German knight Philipp von Hutten, a relative of the Lutheran reformer Ulrich von Hutten, had passed some of his early years at the court of the emperor Charles V. He had later joined the band of adventurers, under Georg von Speyer, who had sailed to Venezuela, or Venosala as Hutten calls it, with the object of conquering and exploiting this land in the interests of the House of Welser.
The party had landed at Coro in February 1535 and Hutten had accompanied von Speyer on his long and toilsome expedition into the interior in search of treasure (El Dorado).
He had become governor (captain-general) of Venezuela in December 1540, after the death of von Speyer in June.
He had vanished into the interior soon after this event, returning after five years of wandering to find that a Spaniard, Juan de Carvajal, had been appointed governor in his absence.
Carvajal seizes him, with his traveling companion, Bartholomew Welser the younger, in April 1546; the two are afterwards put to death.
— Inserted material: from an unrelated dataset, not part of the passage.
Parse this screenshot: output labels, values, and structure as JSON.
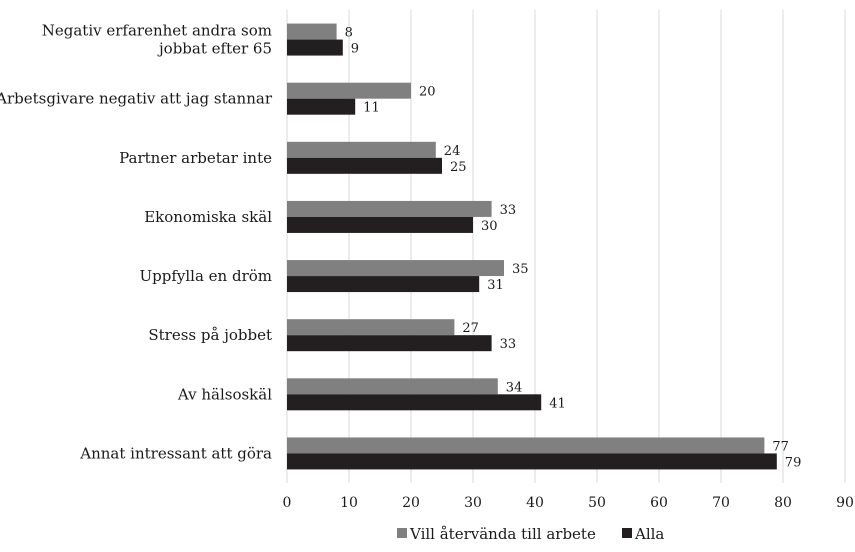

Hutten leaves some letters and a narrative of the earlier part of his adventures, this Zeitung aus India Junkher Philipps von Hutten being published in 1785.
The Welsers abandon their Venezuelan venture in 1546, although they will hold Caracas for another nine years.
An abortive plan for German settlement from German Habsburg lands, to be financed through the Fugger bankers, will never come to fruition.